Юнерман автоматически сказал «эншульдигунг» (за пять лет немецкой жизни он уже привык извиняться, когда ему наступали на ногу или задевали локтем) и снова глянул в зеркало – но нет, в туалете, кроме него, не было никого; показалось…
Вытирая лицо, он снова почувствовал прикосновение. Как будто кто-то мягко провел пальцем вдоль позвоночника.
Марик резко поднял голову. В зеркале – только он один. Бледное лицо с налипшими на щеках влажными клочками салфетки.
Ощущение, что кто-то гладит его по спине, никуда, однако же, не делось. Гладит… щекочет… пощипывает… кладет руку на плечо…
– Что это со мной? – испуганно спросил Марик у зеркала; он говорил сам с собой, только когда очень нервничал. – Странно… а, вот… вроде прошло… черт, надо же торопиться!
Юнерман резко повернулся – и только тогда увидел его.

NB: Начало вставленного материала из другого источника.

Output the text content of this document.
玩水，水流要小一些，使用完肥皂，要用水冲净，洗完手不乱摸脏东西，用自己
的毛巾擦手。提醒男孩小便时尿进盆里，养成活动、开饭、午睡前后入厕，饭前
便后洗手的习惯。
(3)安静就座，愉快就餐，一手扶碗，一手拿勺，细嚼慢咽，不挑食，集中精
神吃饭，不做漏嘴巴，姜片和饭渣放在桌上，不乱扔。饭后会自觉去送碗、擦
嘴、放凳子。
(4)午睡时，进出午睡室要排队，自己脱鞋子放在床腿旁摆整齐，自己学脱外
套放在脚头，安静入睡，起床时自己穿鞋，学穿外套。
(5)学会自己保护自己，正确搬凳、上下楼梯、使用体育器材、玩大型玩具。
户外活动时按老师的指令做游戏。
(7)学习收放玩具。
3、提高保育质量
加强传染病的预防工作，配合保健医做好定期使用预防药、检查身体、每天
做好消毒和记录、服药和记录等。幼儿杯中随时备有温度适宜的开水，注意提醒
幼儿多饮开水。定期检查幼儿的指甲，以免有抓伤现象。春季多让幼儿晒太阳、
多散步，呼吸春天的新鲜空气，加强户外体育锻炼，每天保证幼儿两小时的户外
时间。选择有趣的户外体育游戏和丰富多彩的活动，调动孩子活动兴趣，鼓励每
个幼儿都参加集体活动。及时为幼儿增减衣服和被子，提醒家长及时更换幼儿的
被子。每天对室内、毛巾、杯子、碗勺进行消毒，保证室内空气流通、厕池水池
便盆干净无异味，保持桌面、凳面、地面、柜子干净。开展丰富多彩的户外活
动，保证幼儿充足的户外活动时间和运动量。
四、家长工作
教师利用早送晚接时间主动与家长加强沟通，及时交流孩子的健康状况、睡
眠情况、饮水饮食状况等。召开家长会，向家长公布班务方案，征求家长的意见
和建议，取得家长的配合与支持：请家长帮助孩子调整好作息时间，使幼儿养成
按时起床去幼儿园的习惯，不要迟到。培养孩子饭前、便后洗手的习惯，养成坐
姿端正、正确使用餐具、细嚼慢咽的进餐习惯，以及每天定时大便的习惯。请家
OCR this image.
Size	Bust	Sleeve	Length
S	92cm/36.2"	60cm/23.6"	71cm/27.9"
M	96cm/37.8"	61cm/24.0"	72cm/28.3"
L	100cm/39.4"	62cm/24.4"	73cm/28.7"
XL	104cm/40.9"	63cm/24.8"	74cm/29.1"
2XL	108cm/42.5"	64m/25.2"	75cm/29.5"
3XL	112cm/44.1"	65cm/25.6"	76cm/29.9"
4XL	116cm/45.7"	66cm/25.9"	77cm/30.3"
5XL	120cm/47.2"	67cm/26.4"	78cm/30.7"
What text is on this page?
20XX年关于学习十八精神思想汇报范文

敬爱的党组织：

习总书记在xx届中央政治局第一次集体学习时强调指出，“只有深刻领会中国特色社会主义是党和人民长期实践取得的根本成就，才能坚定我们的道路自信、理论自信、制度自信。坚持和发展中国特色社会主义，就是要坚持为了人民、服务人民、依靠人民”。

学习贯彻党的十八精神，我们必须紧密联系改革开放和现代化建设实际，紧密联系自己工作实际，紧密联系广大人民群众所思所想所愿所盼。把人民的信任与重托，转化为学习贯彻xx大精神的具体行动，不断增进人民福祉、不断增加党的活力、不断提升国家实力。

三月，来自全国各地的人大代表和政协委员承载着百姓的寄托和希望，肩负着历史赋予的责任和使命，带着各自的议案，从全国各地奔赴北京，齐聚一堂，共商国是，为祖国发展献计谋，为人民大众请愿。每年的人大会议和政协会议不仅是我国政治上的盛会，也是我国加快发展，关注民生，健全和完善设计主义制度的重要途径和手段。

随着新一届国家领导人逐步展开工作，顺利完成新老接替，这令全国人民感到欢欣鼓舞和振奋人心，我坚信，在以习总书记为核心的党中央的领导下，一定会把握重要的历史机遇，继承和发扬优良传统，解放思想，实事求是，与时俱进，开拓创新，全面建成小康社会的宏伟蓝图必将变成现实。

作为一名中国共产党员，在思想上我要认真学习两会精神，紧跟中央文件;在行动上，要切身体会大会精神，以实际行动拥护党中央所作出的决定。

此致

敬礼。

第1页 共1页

Выход из сортира загораживал ему щуплый чернявый человечек. Он стоял у двери и, запрокинув голову, разглядывал потолок. Или, может быть, не разглядывал, а просто находился в состоянии глубочайшей задумчивости. Вывернутая его цыплячья шея поросла многодневной щетиной.
– Ой, – сказал Марик.
С этим чернявым что-то было не так.
Собственно, в том, что кто-то может глубоко задуматься при выходе из сортира, Марик не находил ничего такого уж удивительного и из ряда вон выходящего. Но вот то, что человек этот думал со спущенными штанами, было все-таки странновато.
Марик шагнул по направлению к выходу и сказал:
– Darf ich bitte durch?
Чернявый не шелохнулся.
– Lassen Sie, – занервничал Марик. – Mein Zug faehrt ab!
– Можешь говорьить рюсски, майн фройнд. Я поньимать… – отозвался наконец чернявый, но от двери не отошел.
Марик вздрогнул. Голос у незнакомца был весьма неприятный – срывался с почти девичьего визга на какое-то глухое горловое бульканье.
– Извините, но не могли бы вы немного подвинуться. Я действительно опаздываю на поезд.
– О, я понимать, понимать… Я тоже ньедавно опоздать на этот имьенно поезд. Это есть очьень ньеприятно, очьень…
Чернявый наконец изменил позу: не отходя от двери, резко повернулся к Юнерману левым боком. Его запрокинутая голова покачнулась, со странным треском перекатилась с левого плеча на правое, а потом обратно на левое.
Он похож на игрушечную собачку, которая стоит у меня в машине, – подумал Марик, – такую, с дергающейся головкой… Я опоздаю. Господи, из-за этого придурка я сейчас действительно опоздаю на поезд.
– Пропустите меня! – раздраженно вскрикнул Марик и стал отпихивать от двери чернявого.
Тот что-то злобно завизжал и забулькал, потом запутался в спущенных штанах, покачнулся и, чтобы удержать равновесие, схватил Марика за рукав.
– Да отвали ты, блин! – взревел Марик.
Он попытался резким движением стряхнуть с себя чернявого – безрезультатно. Тогда Марик стал, рыча, разжимать пальцы незнакомца, мертвой хваткой вцепившиеся в его рукав. Но пальцы не поддавались. Странные пальцы… Холодные негнущиеся пальцы с длинными-длинными ногтями… и с сине-зелеными пятнами там, под ногтями…
– Polizei! – заорал Марик, но заорал как-то очень уж тихо.
– «Помогите!» – уже почти шепотом добавил он и машинально оглянулся назад, на зеркало, словно надеялся получить от кого-то поддержку в совершенно пустом туалете, словно наряд полиции вот-вот должен был появиться из зазеркалья…
– Мамочка-а-а-а! – заорал вдруг Марик во все горло и так и остался стоять с открытым ртом, беззвучно продолжающим это паническое «а-а-а».
Кроме него, в зеркале по-прежнему никого не было. Этот парень – со спущенными штанами, с запрокинутой головой, с длинными ногтями – этот парень не имел отражения.